Looking at the crash report and at the Swift runtime, it seems that something results in a dangling reference, since it calls fatalError with this description:

    swift::fatalError(0,
                      "Object %p of class %s deallocated with non-zero retain "
                      "count %zd. This object's deinit, or something called "
                      "from it, may have created a strong reference to self "
                      "which outlived deinit, resulting in a dangling "
                      "reference.\n",
                      object,
                      descriptor ? descriptor->Name.get() : "<unknown>",
                      retainCount);

I think the way you're using nested computed properties somehow results in a dangling reference. Perhaps the object causing this is newValue, though I'm not sure.

Maybe you could reproduce the issue and record the logs with the Console app on Mac to see if you find any other clues?

 var value: Value { lock.read { _value } }

Isn't SynchronizedBarrier<Value>.value a read-only computed property (i.e. doesn't have a setter), and thus you can't set _timedEvents.value to a new value using _timedEvents.value { $0 = newValue }?

I'd try changing SynchronizedBarrier<Value>.value to this:

var value: Value { 
    get {
        lock.read { _value }
    }
    set {
        lock.write { _value = newValue }
    }
}

I haven't tested it, so let me know if this works or not.

I don't know if this is the cause, but these lines of code smell wrong to me:

            var timedEvents = self.timedEvents
            timedEvents[event] = startTime
            self.timedEvents = timedEvents

The problem is that the lock is released between when you read timedEvents and when you write it; if another thread writes a change between the read and the write, you'll lose it. Additionally, because you are copying out the dictionary, modifying it, and assigning it back instead of updating it in place, you're ensuring there will always be two copies of it, so Swift will have to make a new copy of the backing storage for the dictionary every time you change it.

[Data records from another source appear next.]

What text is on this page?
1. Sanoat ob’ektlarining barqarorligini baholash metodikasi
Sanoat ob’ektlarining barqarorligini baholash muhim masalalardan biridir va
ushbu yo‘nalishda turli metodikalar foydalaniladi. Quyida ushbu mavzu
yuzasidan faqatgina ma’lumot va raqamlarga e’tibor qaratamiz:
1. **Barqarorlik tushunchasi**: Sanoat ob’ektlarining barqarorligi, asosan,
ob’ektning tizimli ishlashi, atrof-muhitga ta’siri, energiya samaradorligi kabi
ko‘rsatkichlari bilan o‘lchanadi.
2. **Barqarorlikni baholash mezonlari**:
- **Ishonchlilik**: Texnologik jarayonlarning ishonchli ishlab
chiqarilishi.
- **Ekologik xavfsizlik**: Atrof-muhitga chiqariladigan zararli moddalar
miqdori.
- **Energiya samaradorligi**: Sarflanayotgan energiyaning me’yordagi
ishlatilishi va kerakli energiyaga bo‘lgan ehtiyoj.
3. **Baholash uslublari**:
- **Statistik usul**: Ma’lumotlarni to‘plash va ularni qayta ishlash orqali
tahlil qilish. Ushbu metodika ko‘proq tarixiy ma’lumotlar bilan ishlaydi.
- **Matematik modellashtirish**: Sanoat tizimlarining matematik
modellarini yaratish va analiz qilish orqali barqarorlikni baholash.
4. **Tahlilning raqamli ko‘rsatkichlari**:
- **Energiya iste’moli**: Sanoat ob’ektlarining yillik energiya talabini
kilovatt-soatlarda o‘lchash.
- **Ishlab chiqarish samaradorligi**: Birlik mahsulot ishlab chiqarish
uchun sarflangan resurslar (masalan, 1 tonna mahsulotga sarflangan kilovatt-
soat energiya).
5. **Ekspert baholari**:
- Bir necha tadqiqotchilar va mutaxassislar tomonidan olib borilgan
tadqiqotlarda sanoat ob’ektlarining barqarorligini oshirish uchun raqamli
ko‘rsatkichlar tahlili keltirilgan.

The solution to this kind of issue is to change the code so that the read, change, and write all happen without releasing the lock between them. This means you won't be able to use a setter, and will instead have to provide a closure-based API to modify timedEvents in place, while the lock is held, without any danger of intervening writes:

    private var timedEvents: [String: TimeInterval] {
        get {
            _timedEvents.value
        }
    }
    private func updateTimedEvents(_ body: (inout [String: TimeInterval]) -> Void {
        _timedEvents.value(body)
    }

Once you've made that change, you can do this:

            self.updateTimedEvents { timedEvents in
                timedEvents[event] = startTime
            }

I can't guarantee that will prevent your crash (although it might—it should make this code deallocate far fewer objects!), but it should improve performance and correctness.

@Developer Tools Engineer that makes sense and alligns with the dangling references error i found in the runtime. I think that could be the cause.

I wanted to add that I didn't notice the following function when I sent my second reply on this thread:

mutating func value<T>(execute task: (inout Value) throws -> T) rethrows -> T {
        try lock.write { try task(&_value) }
    }

So yes, _timedEvents.value { $0 = newValue } is correct (and if it wasn't, it should've turned in a compile-time error). Sorry for the confusion.

If anyone from Apple could remove the " Recommended" tag from my message I would appreciate it, as I was wrong. :)